In a way, Goldwater was less a fulfillment of McCarthy conservatism than a slight diversion from it. Goldwater was ideological -- an economic individualist. He hated government more than he loved winning, and though he was certainly not above using the McCarthy appeal to resentment or accusing his opponents of socialism, he lacked McCarthy's blood- lust. McCarthy's real heir was Nixon, who mainstreamed McCarthyism in 1968 by substituting liberals, youth and minorities for communists and intellectuals, and fueling resentments as McCarthy had. In his 1972 reelection, playing relentlessly on those resentments, Nixon effectively disassembled the old Roosevelt coalition, peeling off Catholics, evangelicals and working-class Democrats, and changed American politics far more than Goldwater ever would.
Today, these former liberals are known as Reagan Democrats, but they were Nixon voters before they were Reagan voters, and they were McCarthy supporters before they were either. A good deal of McCarthy's support came from Catholics and evangelical Protestants who, along with Southerners, would form the basis of the new conservative coalition. Nixon simply mastered what McCarthy had authored. You demonize the opposition and polarize the electorate to win.

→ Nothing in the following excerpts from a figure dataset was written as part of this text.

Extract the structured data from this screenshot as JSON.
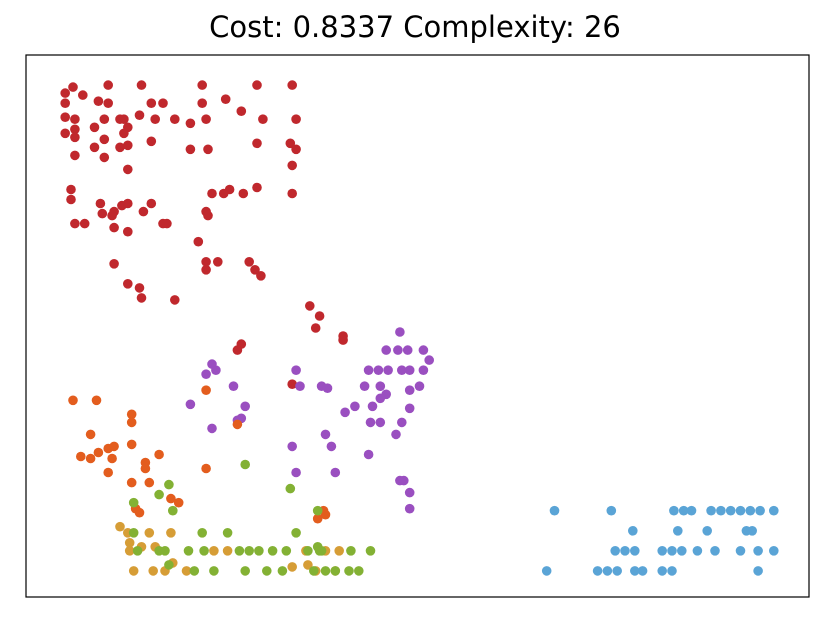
{
  "title": "Cost: 0.8337 Complexity: 26",
  "chart_data": {
    "type": "scatter",
    "title": "Cost: 0.8337 Complexity: 26",
    "xlabel": "",
    "ylabel": "",
    "axes_ticks": "none",
    "xlim": [
      0,
      40
    ],
    "ylim": [
      0,
      27
    ],
    "colors": {
      "red": "#c0282d",
      "purple": "#9a4fc0",
      "orange": "#e35d1e",
      "gold": "#d69d36",
      "green": "#83b134",
      "blue": "#5aa4d6"
    },
    "series": [
      {
        "color_key": "red",
        "points": [
          [
            2,
            25.1
          ],
          [
            2,
            24.6
          ],
          [
            2.4,
            25.4
          ],
          [
            2.9,
            25
          ],
          [
            3.7,
            24.7
          ],
          [
            4.2,
            25.5
          ],
          [
            4.2,
            24.6
          ],
          [
            5.9,
            25.5
          ],
          [
            6.4,
            24.6
          ],
          [
            7,
            24.6
          ],
          [
            9,
            25.5
          ],
          [
            9,
            24.6
          ],
          [
            10.2,
            24.8
          ],
          [
            11.8,
            25.5
          ],
          [
            13.6,
            25.5
          ],
          [
            2,
            23.9
          ],
          [
            2.5,
            23.8
          ],
          [
            4,
            23.8
          ],
          [
            4.8,
            23.8
          ],
          [
            5,
            23.8
          ],
          [
            5.2,
            23.4
          ],
          [
            5.8,
            24
          ],
          [
            6.6,
            23.8
          ],
          [
            7.6,
            23.8
          ],
          [
            8.4,
            23.6
          ],
          [
            9.2,
            23.8
          ],
          [
            11,
            24.2
          ],
          [
            12.1,
            23.8
          ],
          [
            13.8,
            23.8
          ],
          [
            2,
            23.1
          ],
          [
            2.5,
            23.3
          ],
          [
            2.5,
            22.9
          ],
          [
            3.5,
            23.4
          ],
          [
            4,
            22.8
          ],
          [
            5,
            23.1
          ],
          [
            5.2,
            22.5
          ],
          [
            6.4,
            22.7
          ],
          [
            8.4,
            22.3
          ],
          [
            9.3,
            22.3
          ],
          [
            11.8,
            22.6
          ],
          [
            13.5,
            22.6
          ],
          [
            13.8,
            22.3
          ],
          [
            2.5,
            22
          ],
          [
            3.5,
            22.4
          ],
          [
            4,
            21.9
          ],
          [
            4.8,
            22.4
          ],
          [
            5.2,
            21.3
          ],
          [
            13.6,
            21.5
          ],
          [
            2.3,
            20.3
          ],
          [
            2.3,
            19.8
          ],
          [
            3.8,
            19.6
          ],
          [
            4.5,
            19.2
          ],
          [
            4.9,
            19.5
          ],
          [
            5.2,
            19.6
          ],
          [
            6,
            19.2
          ],
          [
            6.4,
            19.6
          ],
          [
            9.2,
            19.2
          ],
          [
            9.3,
            19
          ],
          [
            10.4,
            20.3
          ],
          [
            11.1,
            20.1
          ],
          [
            11.8,
            20.4
          ],
          [
            13.6,
            20.1
          ],
          [
            3,
            18.6
          ],
          [
            3.9,
            19.1
          ],
          [
            4.4,
            19
          ],
          [
            4.5,
            18.4
          ],
          [
            5.2,
            18.2
          ],
          [
            2.5,
            18.6
          ],
          [
            7,
            18.6
          ],
          [
            7.2,
            18.6
          ],
          [
            9.5,
            20.1
          ],
          [
            10.1,
            20.1
          ],
          [
            8.8,
            17.7
          ],
          [
            9.2,
            16.7
          ],
          [
            9.8,
            16.7
          ],
          [
            9.2,
            16.3
          ],
          [
            11.4,
            16.7
          ],
          [
            11.7,
            16.3
          ],
          [
            12,
            16
          ],
          [
            4.5,
            16.6
          ],
          [
            5.2,
            15.6
          ],
          [
            5.8,
            15.4
          ],
          [
            5.9,
            14.9
          ],
          [
            7.6,
            14.8
          ],
          [
            14.5,
            14.5
          ],
          [
            15,
            14
          ],
          [
            14.8,
            13.4
          ],
          [
            16.2,
            13
          ],
          [
            16.2,
            12.8
          ],
          [
            11,
            12.6
          ],
          [
            10.8,
            12.3
          ],
          [
            13.6,
            10.6
          ]
        ]
      },
      {
        "color_key": "purple",
        "points": [
          [
            19.1,
            13.2
          ],
          [
            18.4,
            12.3
          ],
          [
            19,
            12.3
          ],
          [
            19.5,
            12.3
          ],
          [
            20.3,
            12.3
          ],
          [
            20.6,
            11.8
          ],
          [
            9.5,
            11.6
          ],
          [
            9.7,
            11.3
          ],
          [
            13.8,
            11.3
          ],
          [
            17.5,
            11.3
          ],
          [
            18,
            11.3
          ],
          [
            18.5,
            11.3
          ],
          [
            19.2,
            11.3
          ],
          [
            19.6,
            11.3
          ],
          [
            20.3,
            11.3
          ],
          [
            9.2,
            11.1
          ],
          [
            10.6,
            10.5
          ],
          [
            15.1,
            10.5
          ],
          [
            14,
            10.5
          ],
          [
            15.4,
            10.4
          ],
          [
            17.3,
            10.5
          ],
          [
            18.1,
            10.5
          ],
          [
            18.4,
            10.1
          ],
          [
            19.6,
            10.3
          ],
          [
            20.1,
            10.5
          ],
          [
            18.1,
            9.9
          ],
          [
            8.4,
            9.6
          ],
          [
            11.2,
            9.5
          ],
          [
            16.3,
            9.2
          ],
          [
            16.8,
            9.5
          ],
          [
            17.7,
            9.5
          ],
          [
            19.6,
            9.4
          ],
          [
            11,
            8.9
          ],
          [
            17.6,
            8.7
          ],
          [
            18.1,
            8.7
          ],
          [
            19.2,
            8.7
          ],
          [
            15.3,
            8.1
          ],
          [
            18.9,
            8.1
          ],
          [
            9.5,
            8.4
          ],
          [
            10.8,
            8.8
          ],
          [
            13.6,
            7.5
          ],
          [
            15.6,
            7.5
          ],
          [
            17.5,
            7.1
          ],
          [
            13.8,
            6.2
          ],
          [
            15.8,
            6.2
          ],
          [
            19.1,
            5.8
          ],
          [
            19.3,
            5.8
          ],
          [
            19.6,
            5.2
          ],
          [
            19.6,
            4.4
          ]
        ]
      },
      {
        "color_key": "orange",
        "points": [
          [
            2.4,
            9.8
          ],
          [
            3.6,
            9.8
          ],
          [
            5.4,
            9.1
          ],
          [
            5.4,
            8.7
          ],
          [
            3.3,
            8.1
          ],
          [
            2.8,
            7
          ],
          [
            3.7,
            7.2
          ],
          [
            4.2,
            7.4
          ],
          [
            4.5,
            7.5
          ],
          [
            5.4,
            7.6
          ],
          [
            3.3,
            6.9
          ],
          [
            4.4,
            6.9
          ],
          [
            6.1,
            6.7
          ],
          [
            6.1,
            6.4
          ],
          [
            6.8,
            7.1
          ],
          [
            9.2,
            10.3
          ],
          [
            9.2,
            6.4
          ],
          [
            10.8,
            8.6
          ],
          [
            5.4,
            5.7
          ],
          [
            6.3,
            5.7
          ],
          [
            7.4,
            4.9
          ],
          [
            7.8,
            4.7
          ],
          [
            4.2,
            6.2
          ],
          [
            5.6,
            4.4
          ],
          [
            5.8,
            4.2
          ],
          [
            15.2,
            4.3
          ],
          [
            15.3,
            4.1
          ],
          [
            14.9,
            3.9
          ]
        ]
      },
      {
        "color_key": "gold",
        "points": [
          [
            4.8,
            3.5
          ],
          [
            5.2,
            3.2
          ],
          [
            6.3,
            3.2
          ],
          [
            7.4,
            3.2
          ],
          [
            5.3,
            2.7
          ],
          [
            5.3,
            2.3
          ],
          [
            5.9,
            2.5
          ],
          [
            6.6,
            2.5
          ],
          [
            9.6,
            2.3
          ],
          [
            10.3,
            2.3
          ],
          [
            14.3,
            2.3
          ],
          [
            16,
            2.3
          ],
          [
            15.3,
            2.3
          ],
          [
            14.4,
            1.6
          ],
          [
            7.5,
            1.7
          ],
          [
            8.2,
            1.3
          ],
          [
            5.5,
            1.3
          ],
          [
            6.5,
            1.3
          ],
          [
            7.1,
            1.3
          ],
          [
            14.8,
            1.3
          ],
          [
            13.6,
            1.5
          ],
          [
            15.8,
            1.3
          ]
        ]
      },
      {
        "color_key": "green",
        "points": [
          [
            11.2,
            6.6
          ],
          [
            7.3,
            5.6
          ],
          [
            13.5,
            5.4
          ],
          [
            6.8,
            5.1
          ],
          [
            5.5,
            4.7
          ],
          [
            7.5,
            4.3
          ],
          [
            14.9,
            4.3
          ],
          [
            5.5,
            3.2
          ],
          [
            6.8,
            2.3
          ],
          [
            9,
            3.2
          ],
          [
            10.3,
            3.2
          ],
          [
            13.8,
            3.2
          ],
          [
            14.9,
            2.5
          ],
          [
            15,
            2.3
          ],
          [
            9.1,
            2.3
          ],
          [
            10.9,
            2.3
          ],
          [
            11.4,
            2.3
          ],
          [
            11.9,
            2.3
          ],
          [
            12.6,
            2.3
          ],
          [
            13.3,
            2.3
          ],
          [
            14.4,
            2.3
          ],
          [
            15.1,
            2.3
          ],
          [
            16.6,
            2.3
          ],
          [
            17.6,
            2.3
          ],
          [
            7.1,
            2.3
          ],
          [
            5.7,
            2.3
          ],
          [
            8.3,
            2.3
          ],
          [
            7.3,
            1.6
          ],
          [
            8.6,
            1.3
          ],
          [
            9.6,
            1.3
          ],
          [
            11.2,
            1.3
          ],
          [
            12.3,
            1.3
          ],
          [
            13.1,
            1.3
          ],
          [
            14.7,
            1.3
          ],
          [
            15.3,
            1.3
          ],
          [
            15.8,
            1.3
          ],
          [
            16.5,
            1.3
          ],
          [
            17,
            1.3
          ]
        ]
      },
      {
        "color_key": "blue",
        "points": [
          [
            27,
            4.3
          ],
          [
            29.9,
            4.3
          ],
          [
            33.1,
            4.3
          ],
          [
            33.6,
            4.3
          ],
          [
            34,
            4.3
          ],
          [
            35,
            4.3
          ],
          [
            35.5,
            4.3
          ],
          [
            36,
            4.3
          ],
          [
            36.5,
            4.3
          ],
          [
            37,
            4.3
          ],
          [
            37.5,
            4.3
          ],
          [
            38.2,
            4.3
          ],
          [
            31,
            3.3
          ],
          [
            33.3,
            3.3
          ],
          [
            34.8,
            3.3
          ],
          [
            36.8,
            3.3
          ],
          [
            37.1,
            3.3
          ],
          [
            30.1,
            2.3
          ],
          [
            30.6,
            2.3
          ],
          [
            31.1,
            2.3
          ],
          [
            32.5,
            2.3
          ],
          [
            33,
            2.3
          ],
          [
            33.5,
            2.3
          ],
          [
            34.3,
            2.3
          ],
          [
            35.2,
            2.3
          ],
          [
            36.5,
            2.3
          ],
          [
            37.4,
            2.3
          ],
          [
            38.2,
            2.3
          ],
          [
            26.6,
            1.3
          ],
          [
            29.2,
            1.3
          ],
          [
            29.7,
            1.3
          ],
          [
            30.2,
            1.3
          ],
          [
            31.1,
            1.3
          ],
          [
            31.5,
            1.3
          ],
          [
            32.5,
            1.3
          ],
          [
            33,
            1.3
          ],
          [
            37.4,
            1.3
          ]
        ]
      }
    ]
  }
}
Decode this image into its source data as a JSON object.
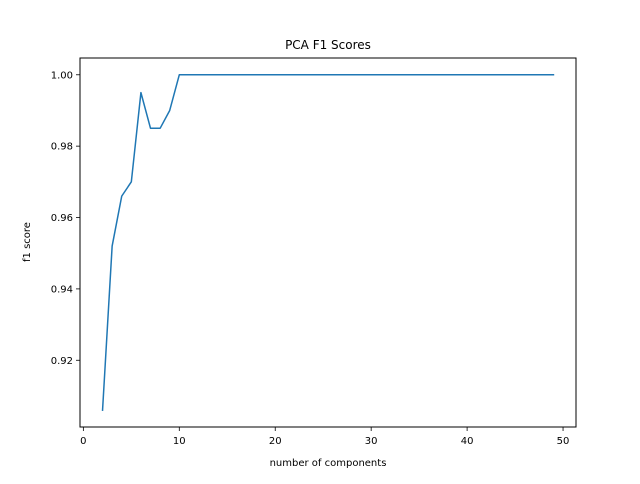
{
  "chart_data": {
    "type": "line",
    "title": "PCA F1 Scores",
    "xlabel": "number of components",
    "ylabel": "f1 score",
    "xlim": [
      -0.35,
      51.35
    ],
    "ylim": [
      0.9013,
      1.0047
    ],
    "xticks": [
      0,
      10,
      20,
      30,
      40,
      50
    ],
    "xtick_labels": [
      "0",
      "10",
      "20",
      "30",
      "40",
      "50"
    ],
    "yticks": [
      0.92,
      0.94,
      0.96,
      0.98,
      1.0
    ],
    "ytick_labels": [
      "0.92",
      "0.94",
      "0.96",
      "0.98",
      "1.00"
    ],
    "grid": false,
    "series": [
      {
        "color": "#1f77b4",
        "x": [
          2,
          3,
          4,
          5,
          6,
          7,
          8,
          9,
          10,
          11,
          12,
          13,
          14,
          15,
          16,
          17,
          18,
          19,
          20,
          21,
          22,
          23,
          24,
          25,
          26,
          27,
          28,
          29,
          30,
          31,
          32,
          33,
          34,
          35,
          36,
          37,
          38,
          39,
          40,
          41,
          42,
          43,
          44,
          45,
          46,
          47,
          48,
          49
        ],
        "y": [
          0.906,
          0.952,
          0.966,
          0.97,
          0.995,
          0.985,
          0.985,
          0.99,
          1.0,
          1.0,
          1.0,
          1.0,
          1.0,
          1.0,
          1.0,
          1.0,
          1.0,
          1.0,
          1.0,
          1.0,
          1.0,
          1.0,
          1.0,
          1.0,
          1.0,
          1.0,
          1.0,
          1.0,
          1.0,
          1.0,
          1.0,
          1.0,
          1.0,
          1.0,
          1.0,
          1.0,
          1.0,
          1.0,
          1.0,
          1.0,
          1.0,
          1.0,
          1.0,
          1.0,
          1.0,
          1.0,
          1.0,
          1.0
        ]
      }
    ]
  }
}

Reagan's sunny disposition and his willingness to compromise masked the McCarthyite elements of his appeal, but Reaganism as an electoral device was unique to Reagan and essentially died with the end of his presidency. McCarthyism, on the other hand, which could be deployed by anyone, thrived. McCarthyism was how Republicans won. George H.W. Bush used it to get himself elected, terrifying voters with Willie Horton. And his son, under the tutelage of strategist Karl Rove, not only got himself reelected by convincing voters that John Kerry was a coward and a liar and would hand the nation over to terrorists, which was pure McCarthyism, he governed by rousing McCarthyite resentments among his base.
Republicans continue to push the idea that this is a center-right country and that Americans have swooned for GOP anti-government posturing all these years, but the real electoral bait has been anger, recrimination and scapegoating. That's why John McCain kept describing Barack Obama as some sort of alien and why Palin, taking a page right out of the McCarthy playbook, kept pushing Obama's relationship with onetime radical William Ayers.
And that is also why the Republican Party, despite the recent failure of McCarthyism, is likely to keep moving rightward, appeasing its more extreme elements and stoking their grievances for some time to come. There may be assorted intellectuals and ideologues in the party, maybe even a few centrists, but there is no longer an intellectual or even ideological wing. The party belongs to McCarthy and his heirs -- Rush Limbaugh, Sean Hannity, Bill O'Reilly and Palin. It's in the genes.
Neal Gabler is the author of many books, including, most recently, "Walt Disney: The Triumph of the American Imagination."